Path to text file that includes aliases for all genes. Default file is ‘Yeast_Protein_Names.txt’, by default None

Returns

  • A set of files – It outputs the following files that store information regarding the location of all insertions: - .bed-file: Includes all individual basepair locations of the whole genome where at least one transposon has been mapped and the number of insertions for each locations (the number of reads) according to the Browser Extensible Data (bed) format.

    A distinction is made between reads that had a different reading orientation during sequencing. The number of reads are stored using the equation #reads*20+100 (e.g. 2 reads is stored as 140).

    • .wig-file: Includes all individual basepair locations of the whole genome where at least one transposon has been mapped and the number of insertions for each locations (the number of reads) according to the Wiggle (wig) format.

      In this file no distinction is made between reads that had a different reading orientation during sequencing. The number of reads are stored as the absolute count.

    • _pergene.txt-file: Includes all genes (currently 6600) with the total number of insertions and number of reads within the genomic region of the gene.

    • _peressential.txt-file: Includes all annotated essential genes (currently 1186) with the total number of insertions and number of reads within the genomic region of the gene.

    • _pergene_insertions.txt-file: Includes all genes with their genomic location (i.e. chromosome number, start and end position) and the locations of all insertions within the gene location.

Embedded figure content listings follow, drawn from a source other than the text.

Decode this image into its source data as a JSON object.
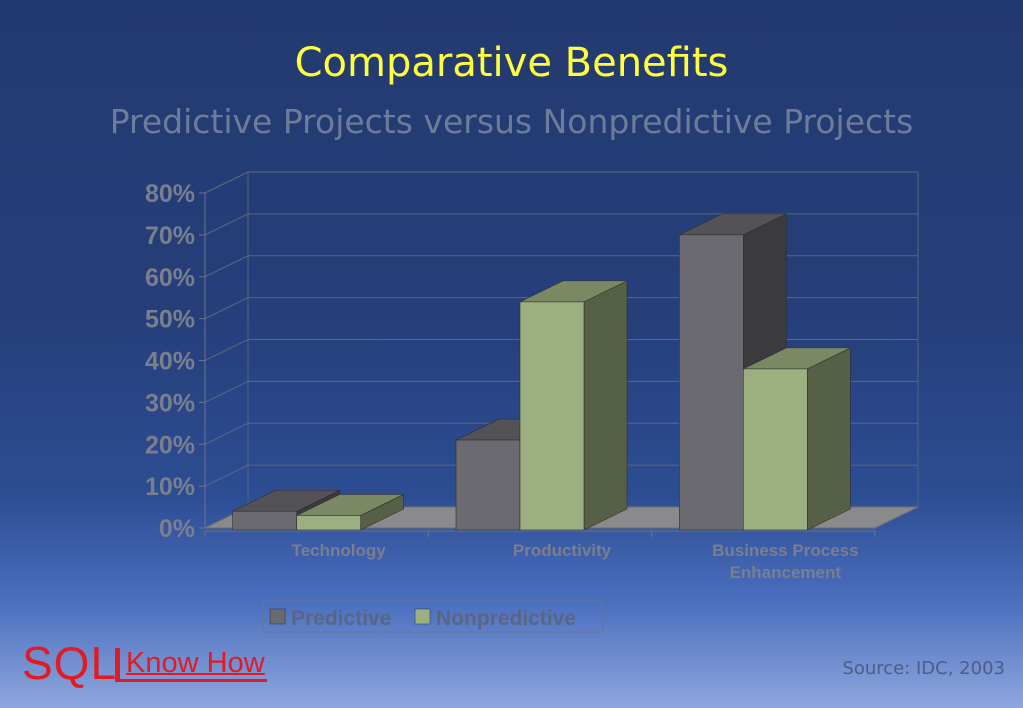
{
  "slide": {
    "title": "Comparative Benefits",
    "subtitle": "Predictive Projects versus Nonpredictive Projects",
    "logo_sql": "SQL",
    "logo_knowhow": "Know How",
    "source": "Source: IDC, 2003"
  },
  "colors": {
    "predictive": "#6b6a70",
    "nonpredictive": "#9caf80",
    "title": "#ffff3c",
    "axis_text": "#797f8e",
    "logo": "#e11b22"
  },
  "chart_data": {
    "type": "bar",
    "style": "3d-clustered-column",
    "categories": [
      "Technology",
      "Productivity",
      "Business Process Enhancement"
    ],
    "series": [
      {
        "name": "Predictive",
        "values": [
          4,
          21,
          70
        ]
      },
      {
        "name": "Nonpredictive",
        "values": [
          3,
          54,
          38
        ]
      }
    ],
    "yticks": [
      "0%",
      "10%",
      "20%",
      "30%",
      "40%",
      "50%",
      "60%",
      "70%",
      "80%"
    ],
    "ylim": [
      0,
      80
    ],
    "grid": true,
    "legend": "bottom-center"
  }
}
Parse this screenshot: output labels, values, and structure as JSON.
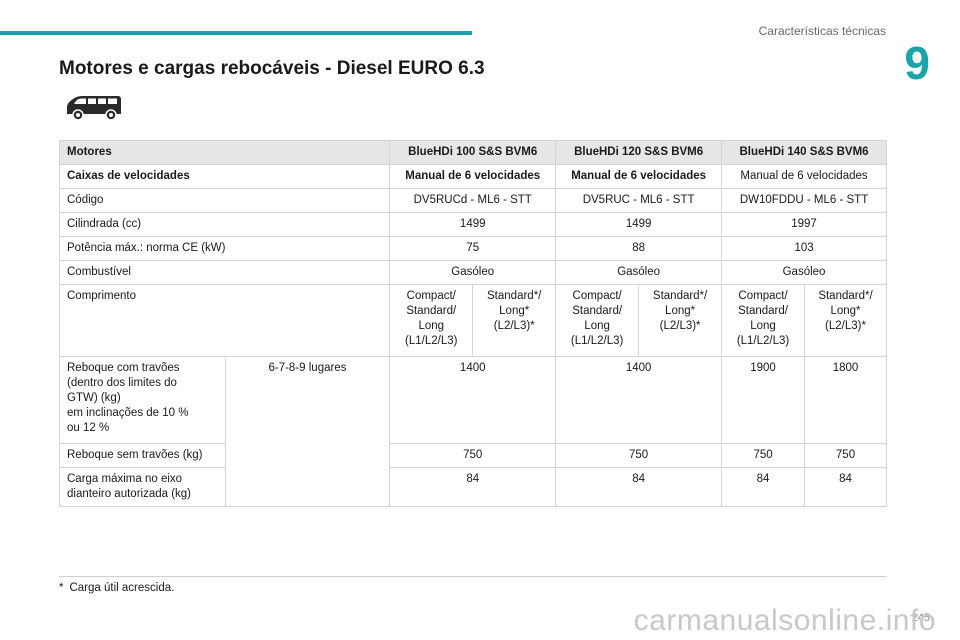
{
  "header": {
    "chapter_title": "Características técnicas",
    "chapter_number": "9",
    "accent_color": "#1aa3a8"
  },
  "section": {
    "title": "Motores e cargas rebocáveis - Diesel EURO 6.3",
    "icon": "van-icon"
  },
  "table": {
    "headers": {
      "motores": "Motores",
      "engine1": "BlueHDi 100 S&S BVM6",
      "engine2": "BlueHDi 120 S&S BVM6",
      "engine3": "BlueHDi 140 S&S BVM6"
    },
    "gearbox": {
      "label": "Caixas de velocidades",
      "v1": "Manual de 6 velocidades",
      "v2": "Manual de 6 velocidades",
      "v3": "Manual de 6 velocidades"
    },
    "code": {
      "label": "Código",
      "v1": "DV5RUCd - ML6 - STT",
      "v2": "DV5RUC - ML6 - STT",
      "v3": "DW10FDDU - ML6 - STT"
    },
    "displacement": {
      "label": "Cilindrada (cc)",
      "v1": "1499",
      "v2": "1499",
      "v3": "1997"
    },
    "power": {
      "label": "Potência máx.: norma CE (kW)",
      "v1": "75",
      "v2": "88",
      "v3": "103"
    },
    "fuel": {
      "label": "Combustível",
      "v1": "Gasóleo",
      "v2": "Gasóleo",
      "v3": "Gasóleo"
    },
    "length": {
      "label": "Comprimento",
      "a_line1": "Compact/",
      "a_line2": "Standard/",
      "a_line3": "Long",
      "a_line4": "(L1/L2/L3)",
      "b_line1": "Standard*/",
      "b_line2": "Long*",
      "b_line3": "(L2/L3)*"
    },
    "braked": {
      "label_line1": "Reboque com travões",
      "label_line2": "(dentro dos limites do",
      "label_line3": "GTW) (kg)",
      "label_line4": "em inclinações de 10 %",
      "label_line5": "ou 12 %",
      "seats": "6-7-8-9 lugares",
      "v1": "1400",
      "v2": "1400",
      "v3a": "1900",
      "v3b": "1800"
    },
    "unbraked": {
      "label": "Reboque sem travões (kg)",
      "v1": "750",
      "v2": "750",
      "v3a": "750",
      "v3b": "750"
    },
    "front_axle": {
      "label_line1": "Carga máxima no eixo",
      "label_line2": "dianteiro autorizada (kg)",
      "v1": "84",
      "v2": "84",
      "v3a": "84",
      "v3b": "84"
    }
  },
  "footnote": {
    "mark": "*",
    "text": "Carga útil acrescida."
  },
  "page_number": "245",
  "watermark": "carmanualsonline.info"
}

It also include the number number of reads per insertions.

    • _peressential_insertions.txt-file: Includes all essential genes with their genomic location (i.e. chromosome number, start and end position) and the locations of all insertions within the gene location. It also include the number number of reads per insertions. (note that in the latter two files, the genomic locations are continous, for example chromosome II does not start at 0, but at ‘length chromosome I + 1’ etc.).

  • The output files are saved at the location of the input file using the same name as the input file, but with the corresponding extension.